Vous connaissez forcément les « Ghost Signs » (littéralement en anglais, les panneaux fantômes). Ce sont les vestiges d’enseignes publicitaires ou enseignes de commerce depuis longtemps disparues qui semblent affleurer à la surface des murs de nos villes pour peu que le promeneur attentif  lève la tête.

Ces témoignages d’un passé de petits (ou grands) commerces et d’enseignes publicitaires de marques au charme rétro, offrent une vision de la ville par superposition. Les passionnés arpentent les rues des villes de Paris, Londres ou Montréal, à la recherche de leur présence, à la manière d’un archéologue collectionneur.
On voit aujourd’hui émerger un courant d’illustrateurs et typographes qui  célèbrent ces “ghost signs », s’en inspirent et les réinterprétent dans leur créations ou parfois justement sur les murs de nos villes.

Quelques mots d’histoire

Ces enseignes ont vu le jour au XIXe siècle, avec le développement massif des villes. Elles étaient le moyen principal de publicité pour les commerces et surtout pour les marques qui faisaient leur apparition en ce siècle de bouleversement industriel.
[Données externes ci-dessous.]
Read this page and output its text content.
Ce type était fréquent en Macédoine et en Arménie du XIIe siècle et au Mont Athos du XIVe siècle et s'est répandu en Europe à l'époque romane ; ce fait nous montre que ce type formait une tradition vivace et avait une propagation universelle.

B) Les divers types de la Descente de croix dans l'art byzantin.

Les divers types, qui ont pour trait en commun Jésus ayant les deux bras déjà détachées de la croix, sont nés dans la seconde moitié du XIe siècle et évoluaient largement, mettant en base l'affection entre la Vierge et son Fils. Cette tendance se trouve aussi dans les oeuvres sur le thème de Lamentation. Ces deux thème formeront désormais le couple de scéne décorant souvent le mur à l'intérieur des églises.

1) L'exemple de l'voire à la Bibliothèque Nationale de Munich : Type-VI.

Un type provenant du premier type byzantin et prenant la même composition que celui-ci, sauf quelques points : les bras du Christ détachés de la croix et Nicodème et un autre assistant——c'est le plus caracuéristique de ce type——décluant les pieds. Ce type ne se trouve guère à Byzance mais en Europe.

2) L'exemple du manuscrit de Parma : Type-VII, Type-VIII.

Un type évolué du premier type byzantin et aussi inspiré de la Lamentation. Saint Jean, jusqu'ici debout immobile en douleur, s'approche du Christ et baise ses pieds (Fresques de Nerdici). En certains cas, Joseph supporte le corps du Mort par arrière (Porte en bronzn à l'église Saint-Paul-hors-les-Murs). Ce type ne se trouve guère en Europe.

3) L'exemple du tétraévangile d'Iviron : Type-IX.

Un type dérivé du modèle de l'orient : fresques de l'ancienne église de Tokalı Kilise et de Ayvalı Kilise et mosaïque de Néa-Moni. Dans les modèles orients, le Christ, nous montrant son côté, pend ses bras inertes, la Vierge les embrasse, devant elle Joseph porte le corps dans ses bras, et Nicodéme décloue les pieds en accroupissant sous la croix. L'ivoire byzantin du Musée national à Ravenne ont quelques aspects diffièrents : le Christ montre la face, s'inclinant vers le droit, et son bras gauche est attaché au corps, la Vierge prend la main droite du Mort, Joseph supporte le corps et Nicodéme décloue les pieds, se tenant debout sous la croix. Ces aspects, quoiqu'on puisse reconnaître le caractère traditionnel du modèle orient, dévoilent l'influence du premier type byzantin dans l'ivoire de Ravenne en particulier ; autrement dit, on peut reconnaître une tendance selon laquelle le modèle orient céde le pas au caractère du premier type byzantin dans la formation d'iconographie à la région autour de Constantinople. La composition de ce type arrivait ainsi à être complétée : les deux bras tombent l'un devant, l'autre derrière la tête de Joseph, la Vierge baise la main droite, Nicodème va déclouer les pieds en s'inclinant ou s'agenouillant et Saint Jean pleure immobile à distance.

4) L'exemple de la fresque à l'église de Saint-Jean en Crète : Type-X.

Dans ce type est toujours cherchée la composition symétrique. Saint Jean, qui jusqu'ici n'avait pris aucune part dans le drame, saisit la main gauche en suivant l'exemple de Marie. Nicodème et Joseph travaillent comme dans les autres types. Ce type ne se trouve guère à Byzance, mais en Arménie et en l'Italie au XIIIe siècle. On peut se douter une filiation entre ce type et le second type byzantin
Si aujourd’hui nous portons un regard attendri sur ces enseignes, cela n’a pas toujours été le cas. Elles étaient omniprésentes sur les murs des villes, notamment à Paris sur la première moitié du XXe siècle. Une loi a même été votée en 1943 pour lutter contre leur prolifération, en leur imposant des contraintes de taille. 

Peintes à la main sur les murs, elles ont survécu grâce au plomb présent dans la peinture à base d’huile, ce qui a permis une forte adhésion à la maçonnerie et qui a permis de résister aux intempéries, au temps et parfois à l’urbanisation…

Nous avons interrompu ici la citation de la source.